The government announces two fiscal policies: Policy A is a one-time $500 tax rebate; Policy B is a permanent $500/year tax cut. According to the permanent income hypothesis, which policy produces a larger increase in consumption in the year it takes effect?
APolicy A, because lump-sum payments are immediately available to spend
BThey produce identical consumption increases because the dollar amounts are the same
CPolicy B, because households recognize the permanent income increase and raise their consumption accordingly
DNeither policy affects consumption — only wage income enters the consumption function
The permanent income hypothesis holds that households smooth consumption over their lifetime, responding primarily to changes in *permanent* income, not transitory windfalls. A one-time rebate (Policy A) raises lifetime wealth by only $500; a permanent tax cut raises lifetime wealth by $500 × remaining years. Households save most of the one-time rebate and spread it across their lifetime, so its immediate consumption effect is small. The permanent cut raises perceived lifetime income substantially, inducing a much larger immediate consumption increase. This distinction has major policy implications: temporary fiscal stimulus is less powerful than models assuming the simple Keynesian MPC would predict.
Question 2 Multiple Choice
If the marginal propensity to consume is 0.75 and a household receives a $200 increase in disposable income, what is the change in consumption predicted by Keynes's simple consumption function?
A$200, because all additional income is eventually consumed
B$150, because MPC = 0.75 means 75 cents of each dollar is spent
C$266, because the multiplier effect amplifies the initial income increase
D$50, because MPS = 0.25 determines what is consumed above the autonomous level
In Keynes's consumption function C = a + b·Y_d, the MPC (b = 0.75) is applied directly to the income change: ΔC = MPC × ΔY = 0.75 × $200 = $150. The household saves the remaining $50 (MPS = 0.25). Note that option C confuses the household's consumption response with the economy-wide multiplier effect — the multiplier describes what happens to *aggregate income* after a spending injection circulates through the economy, which is a separate (though related) concept.
Question 3 True / False
A higher marginal propensity to consume implies a larger fiscal multiplier, because less income leaks out of the circular flow as savings at each round of spending.
TTrue
FFalse
Answer: True
The fiscal multiplier is 1/(1 − MPC) in the simplest Keynesian model. When MPC = 0.8, the multiplier is 1/0.2 = 5; when MPC = 0.6, it is 1/0.4 = 2.5. The intuition: each round of spending generates income, which generates further spending — but each round also 'leaks' some income as savings (MPS = 1 − MPC). A higher MPC means less leakage per round and more total spending generated. Conversely, the multiplier would be infinite if MPC = 1 (no savings), which is why MPC < 1 is essential to keeping the model finite.
Question 4 True / False
According to Keynes's simple consumption function C = a + b·Y_d, a household with zero disposable income will have zero consumption.
TTrue
FFalse
Answer: False
The constant term *a* is autonomous consumption — spending that occurs even at zero income, funded by dis-saving (drawing down assets) or borrowing. Keynes included this term precisely to capture the empirical reality that households do not reduce consumption to zero when income falls to zero. Even unemployed households consume basic necessities by spending savings or taking on debt. Setting Y_d = 0 gives C = a > 0, not C = 0. Only a function with no intercept (pure proportional consumption) would predict zero consumption at zero income.
Question 5 Short Answer
Why does the fiscal multiplier exceed 1, and what role does the MPC play in determining its magnitude?
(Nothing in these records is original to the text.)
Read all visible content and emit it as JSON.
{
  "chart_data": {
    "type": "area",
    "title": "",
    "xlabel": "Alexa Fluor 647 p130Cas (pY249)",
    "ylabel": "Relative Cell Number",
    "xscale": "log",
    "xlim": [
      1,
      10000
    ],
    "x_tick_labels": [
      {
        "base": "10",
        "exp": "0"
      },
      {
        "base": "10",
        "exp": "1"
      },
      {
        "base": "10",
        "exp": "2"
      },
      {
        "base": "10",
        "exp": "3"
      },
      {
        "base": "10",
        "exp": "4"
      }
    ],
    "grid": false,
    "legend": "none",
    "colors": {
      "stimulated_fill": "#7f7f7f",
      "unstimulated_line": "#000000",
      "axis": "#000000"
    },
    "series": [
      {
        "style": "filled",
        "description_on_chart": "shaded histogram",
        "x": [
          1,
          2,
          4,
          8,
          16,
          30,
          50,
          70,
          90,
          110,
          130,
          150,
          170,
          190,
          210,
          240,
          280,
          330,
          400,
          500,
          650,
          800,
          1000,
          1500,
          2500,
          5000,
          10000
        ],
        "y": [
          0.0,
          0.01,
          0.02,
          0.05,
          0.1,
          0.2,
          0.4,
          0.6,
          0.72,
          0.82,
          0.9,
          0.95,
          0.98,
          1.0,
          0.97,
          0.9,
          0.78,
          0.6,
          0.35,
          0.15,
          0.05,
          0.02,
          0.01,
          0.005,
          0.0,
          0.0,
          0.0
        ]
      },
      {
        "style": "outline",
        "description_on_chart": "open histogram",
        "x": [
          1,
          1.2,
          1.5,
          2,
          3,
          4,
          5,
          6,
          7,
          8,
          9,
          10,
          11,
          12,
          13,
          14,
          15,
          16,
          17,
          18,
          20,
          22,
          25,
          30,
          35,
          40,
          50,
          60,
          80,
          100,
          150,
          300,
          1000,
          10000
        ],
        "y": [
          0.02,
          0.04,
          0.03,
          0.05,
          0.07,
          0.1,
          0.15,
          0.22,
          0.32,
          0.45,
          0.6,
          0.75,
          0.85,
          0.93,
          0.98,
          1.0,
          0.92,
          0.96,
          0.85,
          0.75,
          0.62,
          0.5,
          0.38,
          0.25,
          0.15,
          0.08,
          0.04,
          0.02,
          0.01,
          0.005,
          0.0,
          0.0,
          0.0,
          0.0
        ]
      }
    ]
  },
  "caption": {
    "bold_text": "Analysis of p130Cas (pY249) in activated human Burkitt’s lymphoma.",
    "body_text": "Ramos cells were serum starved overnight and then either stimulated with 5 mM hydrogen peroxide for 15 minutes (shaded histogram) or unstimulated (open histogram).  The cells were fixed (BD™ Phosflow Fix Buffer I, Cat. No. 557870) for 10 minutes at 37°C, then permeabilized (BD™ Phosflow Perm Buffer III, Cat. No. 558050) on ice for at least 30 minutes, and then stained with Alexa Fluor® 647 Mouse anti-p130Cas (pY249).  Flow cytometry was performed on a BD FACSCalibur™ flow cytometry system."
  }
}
Think about your answer, then reveal below.
Model answer: The multiplier exceeds 1 because an initial spending injection circulates through the economy in successive rounds. When the government spends $1, that $1 becomes income for its recipients, who spend MPC of it (say $0.80), which becomes income for a second group, who spend MPC × MPC = $0.64, and so on. The total addition to output is 1 + MPC + MPC² + ... = 1/(1 − MPC). The MPC determines both how much circulates in each round and how quickly the series converges: a higher MPC means larger subsequent rounds and a larger total multiplier. The gap (1 − MPC = MPS) is the 'leakage' that prevents infinite amplification — each round of income some fraction is saved rather than spent.
The multiplier logic is why consumption's stability matters to macroeconomists: because C is such a large share of GDP and because MPC determines the multiplier, small changes in household spending behavior have large aggregate effects. It also explains why the permanent income hypothesis refines multiplier predictions — if households save temporary income, actual MPC out of transitory shocks is lower than the average MPC, and the effective multiplier for one-time fiscal interventions is smaller than the simple formula predicts.